Values for WEIGHT can be 'empty line' (no weight), a single number (same weight for all lines) or 'ntrait' numbers (different weights for each trait)

### Running GBLUP in blupf90+: Omit A-inverse

OPTION omit_ainv

This option prohibits the program from creating $\mathbf{A}^{-1}$. It is especially useful for GBLUP. For example, if you would like to perform the exact GBLUP, you can put the following options to your parameter file.

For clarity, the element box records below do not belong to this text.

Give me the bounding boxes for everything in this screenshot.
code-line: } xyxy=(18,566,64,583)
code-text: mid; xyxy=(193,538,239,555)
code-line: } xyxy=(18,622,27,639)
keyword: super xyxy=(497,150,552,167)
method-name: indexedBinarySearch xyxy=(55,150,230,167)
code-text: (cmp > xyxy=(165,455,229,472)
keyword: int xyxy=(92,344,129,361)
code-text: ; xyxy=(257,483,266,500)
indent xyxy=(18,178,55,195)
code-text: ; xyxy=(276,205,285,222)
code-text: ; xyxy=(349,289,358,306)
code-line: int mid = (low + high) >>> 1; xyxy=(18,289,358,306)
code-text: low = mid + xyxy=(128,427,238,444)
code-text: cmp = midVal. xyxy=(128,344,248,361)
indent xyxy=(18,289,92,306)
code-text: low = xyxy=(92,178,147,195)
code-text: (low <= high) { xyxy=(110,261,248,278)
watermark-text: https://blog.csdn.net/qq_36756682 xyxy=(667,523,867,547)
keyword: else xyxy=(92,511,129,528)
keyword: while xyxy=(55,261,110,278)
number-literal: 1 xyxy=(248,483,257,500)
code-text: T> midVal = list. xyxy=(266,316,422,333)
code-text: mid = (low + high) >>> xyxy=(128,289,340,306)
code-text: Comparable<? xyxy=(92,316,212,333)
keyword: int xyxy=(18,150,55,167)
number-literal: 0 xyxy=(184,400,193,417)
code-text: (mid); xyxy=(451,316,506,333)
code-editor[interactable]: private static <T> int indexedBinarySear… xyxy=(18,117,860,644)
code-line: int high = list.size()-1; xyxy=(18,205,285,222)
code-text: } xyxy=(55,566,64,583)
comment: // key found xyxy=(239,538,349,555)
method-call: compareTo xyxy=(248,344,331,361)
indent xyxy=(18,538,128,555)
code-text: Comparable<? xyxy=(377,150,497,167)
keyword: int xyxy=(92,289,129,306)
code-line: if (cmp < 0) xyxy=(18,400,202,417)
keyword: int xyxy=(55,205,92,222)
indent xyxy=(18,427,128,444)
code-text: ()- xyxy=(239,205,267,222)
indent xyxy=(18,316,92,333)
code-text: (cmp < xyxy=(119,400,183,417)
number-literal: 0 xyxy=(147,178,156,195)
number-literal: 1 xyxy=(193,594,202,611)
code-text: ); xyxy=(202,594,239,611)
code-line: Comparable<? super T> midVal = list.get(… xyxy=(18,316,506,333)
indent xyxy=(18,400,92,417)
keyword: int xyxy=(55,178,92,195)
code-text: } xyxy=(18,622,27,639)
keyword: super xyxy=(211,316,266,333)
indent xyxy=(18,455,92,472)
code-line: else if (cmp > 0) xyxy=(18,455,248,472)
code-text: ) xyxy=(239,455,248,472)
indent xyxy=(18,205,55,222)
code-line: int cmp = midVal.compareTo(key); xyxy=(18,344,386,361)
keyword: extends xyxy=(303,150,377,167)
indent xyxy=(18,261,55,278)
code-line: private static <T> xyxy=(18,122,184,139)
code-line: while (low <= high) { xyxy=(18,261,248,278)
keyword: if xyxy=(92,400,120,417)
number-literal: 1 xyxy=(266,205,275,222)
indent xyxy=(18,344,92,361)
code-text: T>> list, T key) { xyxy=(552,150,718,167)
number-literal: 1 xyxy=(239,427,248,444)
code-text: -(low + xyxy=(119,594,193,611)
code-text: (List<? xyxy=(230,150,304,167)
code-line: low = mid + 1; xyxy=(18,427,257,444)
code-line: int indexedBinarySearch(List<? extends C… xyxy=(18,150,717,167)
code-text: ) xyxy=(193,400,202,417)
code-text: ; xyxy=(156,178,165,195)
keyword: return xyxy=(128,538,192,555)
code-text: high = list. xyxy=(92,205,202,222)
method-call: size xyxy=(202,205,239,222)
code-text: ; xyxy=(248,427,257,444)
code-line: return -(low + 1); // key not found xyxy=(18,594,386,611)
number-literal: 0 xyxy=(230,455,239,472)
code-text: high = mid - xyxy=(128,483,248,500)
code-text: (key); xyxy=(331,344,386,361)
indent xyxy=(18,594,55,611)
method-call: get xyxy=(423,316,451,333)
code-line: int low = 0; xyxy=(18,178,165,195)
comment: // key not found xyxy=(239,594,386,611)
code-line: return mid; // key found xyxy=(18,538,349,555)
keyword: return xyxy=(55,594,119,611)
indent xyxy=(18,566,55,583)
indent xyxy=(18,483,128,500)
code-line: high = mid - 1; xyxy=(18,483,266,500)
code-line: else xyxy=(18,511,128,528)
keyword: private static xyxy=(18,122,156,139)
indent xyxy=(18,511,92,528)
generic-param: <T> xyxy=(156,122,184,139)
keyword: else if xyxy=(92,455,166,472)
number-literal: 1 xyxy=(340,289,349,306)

OPTION omit_ainv OPTION TauOmega 1.0 0.0 OPTION AlphaBeta 0.95 0.05

With the above options, the program doesn't create $\mathbf{A}^{-1}$ but calculates $\tau\mathbf{G}^{-1}-\omega\mathbf{A}_{22}^{-1}$. When the omega ($\omega$) is zero, only $\mathbf{G}^{-1}$ will be included in the equations. $\mathbf{G}$ is blended with $\mathbf{A}_{22}$ as $\alpha\mathbf{G}+\beta\mathbf{A}_{22}$ before the inversion ($\alpha=0.95$ and $\beta=0.05$ in this case).

#### Details

Assuming a single-trait ssGBLUP, the mixed model equations are as follows.

\( \left[ \begin{array}{ll} \mathbf{X}'\mathbf{X} & \mathbf{X}'\mathbf{Z}\\ \mathbf{Z}'\mathbf{X} & \mathbf{Z}'\mathbf{Z} + \lambda\mathbf{H}^{-1} \end{array} \right] \left[ \begin{array}{c} \mathbf{\hat{b}}\\ \mathbf{\hat{u}} \end{array} \right] = \left[ \begin{array}{c} \mathbf{X}'\mathbf{y}\\ \mathbf{Z}'\mathbf{y} \end{array} \right] \)

where $\mathbf{H}$ is a matrix combining additive genetic relationship matrices and a genomic relationship matrix.

\( \mathbf{H}^{-1} = \mathbf{A}^{-1} + \left[ \begin{array}{cc} \mathbf{0} & \mathbf{0} \\ \mathbf{0} & \tau\mathbf{G}^{-1}-\omega\mathbf{A}_{22}^{-1} \end{array} \right] \)

If we omit $\mathbf{A}^{-1}$ and $\mathbf{A}_{22}^{-1}$, the equations are equivalent to GBLUP. GBLUP by BLUPF90 was not so easy because the program creates $\mathbf{A}^{-1}$ by default and there was no way to avoid this behavior. The new option removes $\mathbf{A}^{-1}$ from the equations so GBLUP will be easily performed.